Lors du récent voyage à Moscou du ministre de la Restructuration productive [3], il a été question de la participation des Russes à l’exploitation gazière en mer Ionienne et au sud de la Crète, avec, peut-être, des avances russes sur les revenus de ce gaz. Le ministre, puis le Premier ministre Tsipras ont aussi discuté avec les Russes de la prolongation du gazoduc que les Russes vont construire du fait de l’abandon du South Stream [4] suite aux sanctions européennes. Ce tuyau, qui aboutit en Turquie, pourrait ensuite traverser l’Adriatique vers l’Italie du Sud d’une part, et de l’autre traverser l’ARYM, la Serbie (vieille alliée de la Russie), la Hongrie (nouvelle alliée de la Russie), pour aller vers l’Europe centrale. Et il permettrait de diminuer la quantité de gaz russe ayant à transiter par l’Ukraine.
Une fois de plus on est saisi par la myopie de nos responsables nationaux et européens qui semblent ignorer ces enjeux stratégiques majeurs !

Kamel Bouaissi
J’ai cru comprendre que, suite aux élections de ce début d’année, certains Grecs ont arrêté de payer leurs impôts et qu’on observe une fuite des capitaux depuis la Grèce vers les autres pays. Pourquoi le gouvernement grec ne fait-il rien contre cela ?

Jean-Pierre Chevènement
Il pourrait mettre en place un contrôle des capitaux, c’est la réponse qui s’impose. Mais apparemment ce n’est pas son choix.
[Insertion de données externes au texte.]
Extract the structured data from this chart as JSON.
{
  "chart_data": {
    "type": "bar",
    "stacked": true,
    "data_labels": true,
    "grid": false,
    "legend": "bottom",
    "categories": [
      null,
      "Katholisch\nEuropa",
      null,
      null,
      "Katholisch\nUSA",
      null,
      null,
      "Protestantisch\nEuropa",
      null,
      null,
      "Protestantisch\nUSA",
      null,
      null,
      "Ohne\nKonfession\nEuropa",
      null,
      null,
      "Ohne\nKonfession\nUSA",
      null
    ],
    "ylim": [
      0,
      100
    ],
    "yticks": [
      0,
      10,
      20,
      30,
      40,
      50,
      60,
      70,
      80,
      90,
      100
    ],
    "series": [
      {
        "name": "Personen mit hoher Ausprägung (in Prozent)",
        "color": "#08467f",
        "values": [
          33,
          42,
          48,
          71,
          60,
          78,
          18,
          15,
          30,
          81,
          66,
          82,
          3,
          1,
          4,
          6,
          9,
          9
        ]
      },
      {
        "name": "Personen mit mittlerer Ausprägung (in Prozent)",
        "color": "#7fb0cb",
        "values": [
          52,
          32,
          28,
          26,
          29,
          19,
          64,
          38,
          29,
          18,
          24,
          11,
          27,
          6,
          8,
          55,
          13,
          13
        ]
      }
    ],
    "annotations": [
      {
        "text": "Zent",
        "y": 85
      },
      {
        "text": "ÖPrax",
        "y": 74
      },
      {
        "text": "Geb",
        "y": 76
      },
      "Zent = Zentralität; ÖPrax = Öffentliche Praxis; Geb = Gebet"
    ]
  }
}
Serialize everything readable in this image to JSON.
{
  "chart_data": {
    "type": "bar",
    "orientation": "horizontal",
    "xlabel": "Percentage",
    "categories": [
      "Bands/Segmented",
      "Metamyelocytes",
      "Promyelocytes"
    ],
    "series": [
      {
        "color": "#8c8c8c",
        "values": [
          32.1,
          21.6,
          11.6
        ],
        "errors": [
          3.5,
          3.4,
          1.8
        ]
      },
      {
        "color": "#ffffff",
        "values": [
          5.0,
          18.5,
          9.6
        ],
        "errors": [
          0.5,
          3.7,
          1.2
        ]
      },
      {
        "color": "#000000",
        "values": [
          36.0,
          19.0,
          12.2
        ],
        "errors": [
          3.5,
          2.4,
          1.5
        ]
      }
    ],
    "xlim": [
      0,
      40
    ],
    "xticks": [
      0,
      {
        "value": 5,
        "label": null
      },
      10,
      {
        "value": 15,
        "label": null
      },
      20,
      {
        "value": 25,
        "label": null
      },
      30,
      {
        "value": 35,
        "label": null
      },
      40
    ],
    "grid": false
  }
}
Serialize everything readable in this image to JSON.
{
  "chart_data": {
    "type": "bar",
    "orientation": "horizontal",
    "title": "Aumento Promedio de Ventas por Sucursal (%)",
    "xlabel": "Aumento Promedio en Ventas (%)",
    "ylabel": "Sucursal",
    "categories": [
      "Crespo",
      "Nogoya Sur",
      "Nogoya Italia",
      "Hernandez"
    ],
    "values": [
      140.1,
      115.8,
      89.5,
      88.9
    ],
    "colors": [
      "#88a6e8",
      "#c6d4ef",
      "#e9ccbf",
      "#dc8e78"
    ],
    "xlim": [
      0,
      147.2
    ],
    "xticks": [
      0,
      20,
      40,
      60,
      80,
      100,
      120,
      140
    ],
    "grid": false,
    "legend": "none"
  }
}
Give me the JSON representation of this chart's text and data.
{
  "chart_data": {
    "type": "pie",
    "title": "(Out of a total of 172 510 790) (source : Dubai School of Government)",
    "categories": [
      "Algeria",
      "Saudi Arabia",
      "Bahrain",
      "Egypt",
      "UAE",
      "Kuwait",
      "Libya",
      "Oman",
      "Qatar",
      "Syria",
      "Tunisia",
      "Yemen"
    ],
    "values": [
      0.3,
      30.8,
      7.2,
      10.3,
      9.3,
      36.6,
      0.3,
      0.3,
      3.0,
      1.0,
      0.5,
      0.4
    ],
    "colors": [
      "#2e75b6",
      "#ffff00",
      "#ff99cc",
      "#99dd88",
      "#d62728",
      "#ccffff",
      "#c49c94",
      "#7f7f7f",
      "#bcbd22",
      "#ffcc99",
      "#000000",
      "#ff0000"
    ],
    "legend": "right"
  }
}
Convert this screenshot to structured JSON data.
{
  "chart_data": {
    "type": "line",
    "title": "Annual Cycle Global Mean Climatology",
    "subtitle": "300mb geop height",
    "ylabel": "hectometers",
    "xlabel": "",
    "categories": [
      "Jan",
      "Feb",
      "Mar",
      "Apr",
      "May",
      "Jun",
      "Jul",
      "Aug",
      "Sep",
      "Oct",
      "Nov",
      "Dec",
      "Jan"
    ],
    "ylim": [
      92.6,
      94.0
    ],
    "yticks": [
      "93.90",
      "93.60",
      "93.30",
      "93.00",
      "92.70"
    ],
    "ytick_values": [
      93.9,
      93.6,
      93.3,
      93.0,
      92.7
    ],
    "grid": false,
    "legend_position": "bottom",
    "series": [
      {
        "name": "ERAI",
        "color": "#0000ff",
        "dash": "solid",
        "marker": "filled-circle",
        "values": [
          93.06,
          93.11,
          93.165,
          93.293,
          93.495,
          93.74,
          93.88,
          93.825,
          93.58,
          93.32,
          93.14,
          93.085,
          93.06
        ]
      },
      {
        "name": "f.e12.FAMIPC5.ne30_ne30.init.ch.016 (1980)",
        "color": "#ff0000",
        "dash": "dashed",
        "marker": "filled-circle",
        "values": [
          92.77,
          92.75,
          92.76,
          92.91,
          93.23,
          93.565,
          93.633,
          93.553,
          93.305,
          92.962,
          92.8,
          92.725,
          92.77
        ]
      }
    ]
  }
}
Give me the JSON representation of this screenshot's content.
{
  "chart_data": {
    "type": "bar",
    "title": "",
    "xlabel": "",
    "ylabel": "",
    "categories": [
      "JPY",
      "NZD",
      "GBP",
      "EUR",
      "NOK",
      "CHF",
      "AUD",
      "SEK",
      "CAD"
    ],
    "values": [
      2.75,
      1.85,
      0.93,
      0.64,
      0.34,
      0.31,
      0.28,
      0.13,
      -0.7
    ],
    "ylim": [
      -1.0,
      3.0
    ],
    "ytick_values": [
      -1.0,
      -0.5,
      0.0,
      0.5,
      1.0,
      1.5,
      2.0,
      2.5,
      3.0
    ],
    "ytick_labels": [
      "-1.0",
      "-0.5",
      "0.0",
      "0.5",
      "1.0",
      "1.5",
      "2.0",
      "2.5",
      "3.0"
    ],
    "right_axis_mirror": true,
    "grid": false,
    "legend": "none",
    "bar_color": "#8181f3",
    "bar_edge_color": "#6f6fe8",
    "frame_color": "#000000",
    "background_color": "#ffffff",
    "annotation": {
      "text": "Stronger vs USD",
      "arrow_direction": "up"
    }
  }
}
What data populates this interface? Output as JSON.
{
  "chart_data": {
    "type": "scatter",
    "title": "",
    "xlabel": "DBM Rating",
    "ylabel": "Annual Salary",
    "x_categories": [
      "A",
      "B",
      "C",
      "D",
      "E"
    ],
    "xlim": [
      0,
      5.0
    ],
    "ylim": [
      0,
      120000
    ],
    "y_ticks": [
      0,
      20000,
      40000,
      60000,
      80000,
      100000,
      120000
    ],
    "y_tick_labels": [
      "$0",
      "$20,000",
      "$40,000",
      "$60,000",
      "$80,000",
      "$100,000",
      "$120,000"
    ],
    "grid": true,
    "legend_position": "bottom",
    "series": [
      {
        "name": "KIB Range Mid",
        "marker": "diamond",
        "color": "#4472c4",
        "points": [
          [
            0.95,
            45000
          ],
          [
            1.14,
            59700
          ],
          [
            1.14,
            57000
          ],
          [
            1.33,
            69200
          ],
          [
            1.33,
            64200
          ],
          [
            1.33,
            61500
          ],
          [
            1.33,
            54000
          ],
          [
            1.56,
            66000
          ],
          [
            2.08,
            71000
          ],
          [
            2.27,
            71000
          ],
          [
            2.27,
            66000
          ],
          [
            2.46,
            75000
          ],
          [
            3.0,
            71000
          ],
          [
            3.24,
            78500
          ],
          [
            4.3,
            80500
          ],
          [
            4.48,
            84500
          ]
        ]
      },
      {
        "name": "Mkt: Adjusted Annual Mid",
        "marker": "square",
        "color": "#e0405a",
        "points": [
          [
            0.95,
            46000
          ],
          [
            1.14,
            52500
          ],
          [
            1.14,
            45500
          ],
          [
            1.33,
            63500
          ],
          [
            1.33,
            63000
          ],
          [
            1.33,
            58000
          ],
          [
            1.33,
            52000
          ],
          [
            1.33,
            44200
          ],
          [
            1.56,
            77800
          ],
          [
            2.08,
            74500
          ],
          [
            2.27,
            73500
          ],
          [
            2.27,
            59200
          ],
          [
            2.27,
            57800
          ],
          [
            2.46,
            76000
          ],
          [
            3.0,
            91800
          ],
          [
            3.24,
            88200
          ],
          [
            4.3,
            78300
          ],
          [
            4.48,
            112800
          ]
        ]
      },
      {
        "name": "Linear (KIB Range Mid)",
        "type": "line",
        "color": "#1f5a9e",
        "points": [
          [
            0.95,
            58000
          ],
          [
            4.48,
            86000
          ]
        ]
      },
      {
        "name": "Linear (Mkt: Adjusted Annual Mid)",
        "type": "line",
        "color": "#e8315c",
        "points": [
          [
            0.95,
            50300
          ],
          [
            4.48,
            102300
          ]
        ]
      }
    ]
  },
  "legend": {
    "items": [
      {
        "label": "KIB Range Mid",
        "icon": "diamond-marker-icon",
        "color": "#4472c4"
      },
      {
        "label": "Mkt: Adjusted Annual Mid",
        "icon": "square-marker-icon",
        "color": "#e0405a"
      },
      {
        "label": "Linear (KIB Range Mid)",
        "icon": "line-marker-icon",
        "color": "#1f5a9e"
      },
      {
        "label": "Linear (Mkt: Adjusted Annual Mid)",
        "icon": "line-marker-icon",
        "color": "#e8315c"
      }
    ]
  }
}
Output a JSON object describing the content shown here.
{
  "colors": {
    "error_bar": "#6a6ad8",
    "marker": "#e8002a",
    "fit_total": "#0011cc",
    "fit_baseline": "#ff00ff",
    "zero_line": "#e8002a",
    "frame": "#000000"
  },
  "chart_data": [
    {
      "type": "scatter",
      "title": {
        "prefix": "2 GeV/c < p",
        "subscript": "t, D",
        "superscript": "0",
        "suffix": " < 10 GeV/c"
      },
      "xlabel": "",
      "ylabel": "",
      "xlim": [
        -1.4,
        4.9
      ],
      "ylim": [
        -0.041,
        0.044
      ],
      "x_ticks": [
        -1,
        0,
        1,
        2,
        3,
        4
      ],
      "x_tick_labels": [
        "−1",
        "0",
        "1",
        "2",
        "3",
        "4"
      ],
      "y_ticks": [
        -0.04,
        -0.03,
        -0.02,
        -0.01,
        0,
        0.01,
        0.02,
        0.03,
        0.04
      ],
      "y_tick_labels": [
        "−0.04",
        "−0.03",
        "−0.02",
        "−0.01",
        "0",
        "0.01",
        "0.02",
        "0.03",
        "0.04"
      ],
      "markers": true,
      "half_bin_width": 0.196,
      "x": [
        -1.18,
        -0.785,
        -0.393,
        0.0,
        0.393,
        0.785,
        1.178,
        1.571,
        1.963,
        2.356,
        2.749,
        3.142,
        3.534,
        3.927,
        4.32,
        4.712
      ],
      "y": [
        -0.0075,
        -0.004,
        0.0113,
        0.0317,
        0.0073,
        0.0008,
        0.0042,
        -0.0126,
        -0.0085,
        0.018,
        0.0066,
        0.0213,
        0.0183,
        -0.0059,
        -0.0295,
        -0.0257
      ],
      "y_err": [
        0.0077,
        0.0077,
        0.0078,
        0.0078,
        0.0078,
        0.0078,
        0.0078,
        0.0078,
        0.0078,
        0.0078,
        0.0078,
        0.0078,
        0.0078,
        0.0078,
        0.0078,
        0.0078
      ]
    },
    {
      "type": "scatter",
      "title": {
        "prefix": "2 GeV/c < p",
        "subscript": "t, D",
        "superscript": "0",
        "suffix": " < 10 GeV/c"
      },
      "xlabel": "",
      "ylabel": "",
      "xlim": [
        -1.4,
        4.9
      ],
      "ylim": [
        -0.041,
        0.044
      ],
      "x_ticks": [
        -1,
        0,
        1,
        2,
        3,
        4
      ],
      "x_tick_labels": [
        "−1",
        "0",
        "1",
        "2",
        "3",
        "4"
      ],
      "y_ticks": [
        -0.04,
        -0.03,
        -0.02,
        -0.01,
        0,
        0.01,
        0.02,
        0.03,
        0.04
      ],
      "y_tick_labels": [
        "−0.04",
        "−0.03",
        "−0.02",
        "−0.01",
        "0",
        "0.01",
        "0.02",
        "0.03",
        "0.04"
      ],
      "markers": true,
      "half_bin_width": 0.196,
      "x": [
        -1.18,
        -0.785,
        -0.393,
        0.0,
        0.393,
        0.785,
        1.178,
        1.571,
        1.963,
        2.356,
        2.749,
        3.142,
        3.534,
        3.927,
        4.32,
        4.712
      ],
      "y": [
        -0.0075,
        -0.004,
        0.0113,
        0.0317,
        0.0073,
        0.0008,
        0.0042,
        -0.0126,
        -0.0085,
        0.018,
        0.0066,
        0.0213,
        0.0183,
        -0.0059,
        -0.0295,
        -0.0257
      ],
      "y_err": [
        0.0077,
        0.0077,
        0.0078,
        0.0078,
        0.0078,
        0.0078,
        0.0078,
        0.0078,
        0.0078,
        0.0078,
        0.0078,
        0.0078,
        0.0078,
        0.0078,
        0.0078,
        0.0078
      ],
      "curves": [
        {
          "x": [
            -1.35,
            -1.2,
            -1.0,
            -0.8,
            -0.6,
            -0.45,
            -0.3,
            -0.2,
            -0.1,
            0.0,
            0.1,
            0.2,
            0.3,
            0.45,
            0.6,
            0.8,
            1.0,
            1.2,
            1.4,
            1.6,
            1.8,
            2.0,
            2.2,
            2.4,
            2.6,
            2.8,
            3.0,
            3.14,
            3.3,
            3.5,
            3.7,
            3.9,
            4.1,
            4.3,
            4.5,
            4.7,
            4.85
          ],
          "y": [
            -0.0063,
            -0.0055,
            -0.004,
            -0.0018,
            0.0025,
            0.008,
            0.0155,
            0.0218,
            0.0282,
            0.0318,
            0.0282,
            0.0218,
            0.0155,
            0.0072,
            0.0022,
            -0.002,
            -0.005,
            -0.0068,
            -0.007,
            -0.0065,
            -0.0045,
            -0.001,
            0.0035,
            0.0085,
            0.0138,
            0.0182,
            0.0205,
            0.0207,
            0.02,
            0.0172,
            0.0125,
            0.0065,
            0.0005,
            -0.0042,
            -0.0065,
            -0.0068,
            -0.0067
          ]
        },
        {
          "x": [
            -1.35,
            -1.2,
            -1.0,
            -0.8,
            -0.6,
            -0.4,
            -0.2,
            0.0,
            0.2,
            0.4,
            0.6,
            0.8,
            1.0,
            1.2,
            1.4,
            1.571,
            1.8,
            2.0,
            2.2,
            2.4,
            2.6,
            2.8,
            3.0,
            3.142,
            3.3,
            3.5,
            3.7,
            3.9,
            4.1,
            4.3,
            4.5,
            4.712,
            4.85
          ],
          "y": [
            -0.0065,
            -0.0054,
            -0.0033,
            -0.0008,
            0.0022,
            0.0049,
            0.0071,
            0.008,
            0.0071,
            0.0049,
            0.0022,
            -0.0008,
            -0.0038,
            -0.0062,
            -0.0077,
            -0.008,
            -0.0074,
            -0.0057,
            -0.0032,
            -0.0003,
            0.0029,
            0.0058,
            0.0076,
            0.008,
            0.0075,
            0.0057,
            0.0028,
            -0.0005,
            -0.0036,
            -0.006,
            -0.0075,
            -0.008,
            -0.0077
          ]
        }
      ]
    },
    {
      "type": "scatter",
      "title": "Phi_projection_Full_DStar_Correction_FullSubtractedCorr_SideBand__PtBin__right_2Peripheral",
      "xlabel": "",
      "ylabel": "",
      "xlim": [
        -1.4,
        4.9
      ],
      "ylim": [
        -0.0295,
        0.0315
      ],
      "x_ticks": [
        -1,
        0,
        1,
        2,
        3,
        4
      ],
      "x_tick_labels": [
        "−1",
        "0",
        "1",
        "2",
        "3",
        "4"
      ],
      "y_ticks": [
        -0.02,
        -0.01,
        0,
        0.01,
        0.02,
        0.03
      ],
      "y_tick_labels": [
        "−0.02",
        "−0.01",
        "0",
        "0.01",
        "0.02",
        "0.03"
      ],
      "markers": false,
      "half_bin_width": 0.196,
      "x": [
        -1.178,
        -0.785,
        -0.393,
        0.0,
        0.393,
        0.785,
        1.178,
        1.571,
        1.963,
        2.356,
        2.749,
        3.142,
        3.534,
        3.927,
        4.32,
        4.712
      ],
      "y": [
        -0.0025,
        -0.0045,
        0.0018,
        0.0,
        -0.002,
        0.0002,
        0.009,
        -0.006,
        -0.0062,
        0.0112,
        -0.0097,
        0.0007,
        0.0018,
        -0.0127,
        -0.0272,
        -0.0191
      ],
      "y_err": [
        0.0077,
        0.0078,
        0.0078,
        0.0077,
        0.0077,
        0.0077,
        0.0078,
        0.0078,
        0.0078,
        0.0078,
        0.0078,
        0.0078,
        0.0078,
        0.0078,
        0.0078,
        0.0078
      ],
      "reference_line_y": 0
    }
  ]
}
D’autre part, les gens qui ne touchent pas leur retraite ne peuvent évidemment pas payer leurs impôts. J’ai rencontré des Grecs qui m’expliquaient que n’étant pas payés ils ne payaient pas leurs impôts… et qu’il ne se passait rien.

Olivier Delorme
Il faut préciser que l’impôt est prélevé à la source pour les salariés. La fraude sur l’impôt sur le revenu est donc relativement limitée.

Thanos Cantorgyris
Quand le gouvernement précédent est sorti, à la fin janvier, il y avait un retard d’environ un milliard dans les encaissements d’impôts. Ce retard a été comblé au mois d’avril, ce dont on a peu parlé. Il apparaît donc que, depuis l’arrivée au pouvoir de Syriza, les gens ont rattrapé leur retard d’avant les élections dans le paiement de leurs impôts.

Je voudrais également revenir sur les sorties de capitaux. On nous répète chaque semaine qu’il y a eu des sorties de capitaux massives depuis le 1er décembre 2014. Mais si on regarde la variation dans le temps, on n’observe pas de hausse parabolique mais plutôt une tendance à la courbe. La fuite de capitaux massive imputée à l’intransigeance du Syriza – et qui aurait « étranglé » la Grèce – ne s’est pas produite… mais on essaye de la provoquer.

Olivier Delorme
Sur la question fiscale on a entendu beaucoup de bêtises depuis cinq ans. La question fiscale en Grèce est une question de légitimité de l’État. Nous, Français, avons un État de mille ans. Nous avons bu avec le lait de notre mère l’idée que l’État était le défenseur du bien commun, de la Res Publica, et que ce que nous payions en impôts revenait en services. Les Grecs ne perçoivent pas leur État de la même manière. L’État grec date de 1830 et il a été constamment entre des mains étrangères. Sans refaire ici l’histoire de deux siècles, je rappellerai la « bavarocratie », puis la « xénocratie », quand les gouvernements grecs allaient chercher leurs ordres dans les ambassades occidentales. Les Anglais et les Français ont ensuite installé un « gouvernement d’occupation » au moment de la guerre de Crimée, puis ils sont intervenus en 1917 pour renverser le roi pro-allemand qui avait renvoyé un gouvernement pro-Entente. L’Angleterre a imposé une restauration dont les Grecs ne voulaient pas après la deuxième guerre mondiale puis la guerre civile a mis le gouvernement dans la dépendance des États-Unis jusqu’en 1974… L’État grec a été trop souvent l’instrument d’un impérialisme étranger pour être perçu comme le défenseur du bien commun.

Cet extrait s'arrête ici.